Saiful Rahmat Dasuki,  Ketua Pengurus Pusat GP Ansor

Berkaitan dengan masalah itu,   Saiful Rahmat Dasuki sebagai Ketua Pengurus Pusat GP Ansor yang menjadi induk Banser menyebut insiden pembakaran bendera tauhid adalah spontanitas anggotanya.

"Ini memang kejadiannya agak spontanitas. Dari organisasi kami sudah memberikan instruksi sebelumnya agar ketika melihat berlafazkan tauhid dan itu terindikasi sebagai bendera HTI, maka kami meminta untuk melepaskannya dan menyerahkan kepada aparat keamanan, semestinya seperti itu," ujar Saiful Rahmat Dasuki.

Dari laporan yang diterima dan penelusuran yang dilakukan GP Ansor, insiden pembakaran bendera tauhid itu terjadi saat acara peringatan Hari Santri Nasional di Kecamatan Limbangan, Kabupaten Garut, Jawa Barat.

Ketika itu, oknum Banser yang bertugas dalam acara tersebut melihat bendera bertuliskan kalimat tauhid berceceran di jalanan.
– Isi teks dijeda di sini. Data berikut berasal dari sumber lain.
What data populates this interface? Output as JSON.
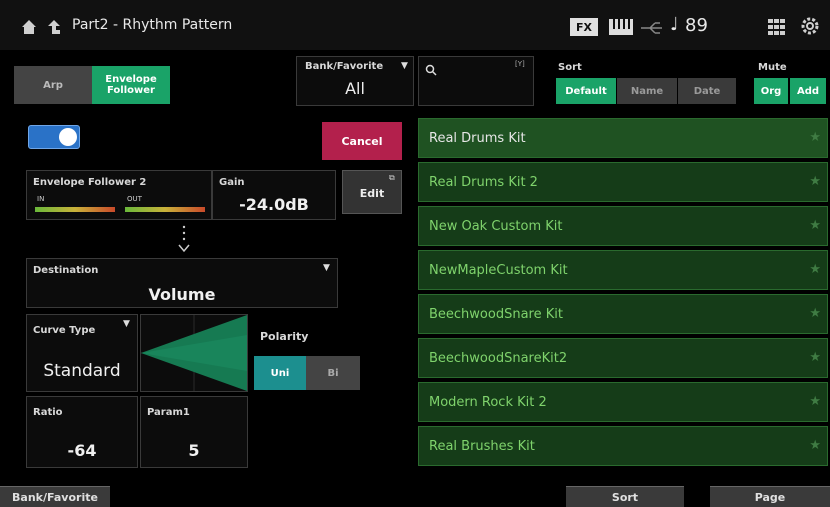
{
  "header": {
    "title": "Part2 - Rhythm Pattern",
    "fx_badge": "FX",
    "tempo": "89"
  },
  "arp_tabs": {
    "arp": "Arp",
    "env_line1": "Envelope",
    "env_line2": "Follower"
  },
  "bank_favorite": {
    "label": "Bank/Favorite",
    "value": "All"
  },
  "search": {
    "placeholder": "",
    "hint": "[Y]"
  },
  "sort": {
    "label": "Sort",
    "options": [
      "Default",
      "Name",
      "Date"
    ]
  },
  "mute": {
    "label": "Mute",
    "options": [
      "Org",
      "Add"
    ]
  },
  "cancel_label": "Cancel",
  "env_follower": {
    "label": "Envelope Follower 2",
    "in_label": "IN",
    "out_label": "OUT"
  },
  "gain": {
    "label": "Gain",
    "value": "-24.0dB"
  },
  "edit_label": "Edit",
  "destination": {
    "label": "Destination",
    "value": "Volume"
  },
  "curve_type": {
    "label": "Curve Type",
    "value": "Standard"
  },
  "polarity": {
    "label": "Polarity",
    "options": [
      "Uni",
      "Bi"
    ]
  },
  "ratio": {
    "label": "Ratio",
    "value": "-64"
  },
  "param1": {
    "label": "Param1",
    "value": "5"
  },
  "list": [
    "Real Drums Kit",
    "Real Drums Kit 2",
    "New Oak Custom Kit",
    "NewMapleCustom Kit",
    "BeechwoodSnare Kit",
    "BeechwoodSnareKit2",
    "Modern Rock Kit 2",
    "Real Brushes Kit"
  ],
  "bottom": {
    "bank_favorite": "Bank/Favorite",
    "sort": "Sort",
    "page": "Page"
  },
  "colors": {
    "accent_green": "#1aa368",
    "teal": "#1c8f8f",
    "cancel": "#b3204c",
    "list_bg": "#153c18"
  }
}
Untuk menjaga agar tidak jatuh ke tempat-tempat yang tidak semestinya, oknum Banser lalu mengamankan bendera itu dengan cara membakarnya.

Ia mengatakan hal yang sama akan dilakukan apabila menemukan sobekan mushaf Alquran.

Langkah pembakaran atau pemusnahan ini diambil sesuai dengan apa yang diajarkan oleh guru-guru dan para kiyai GP Ansor.

"Tapi ini kami dapat memahami karena kejadiannya spontanitas seperti itu dan teman-teman juga dalam keadaan masih acara, jadi nggak pas juga kalau kita membawa bendera-bendera tersebut. Nanti ceritanya lain lagi kalau kita seolah-olah membawa bendera itu. Nanti teman-teman Banser dianggap penyusup dan sebagainya. Jadi spontanitas teman-teman saja untuk mengambil langkah cepat untuk melakukan hal tersebut," tutur Saiful Rahmat Dasuki.

GP Ansor dan Banser merasa bertanggungjawab untuk melakukan pembersihan terhadap segala bentuk atribut dan organisasi terlarang seperti Hizbut Tahrir Indonesia (HTI).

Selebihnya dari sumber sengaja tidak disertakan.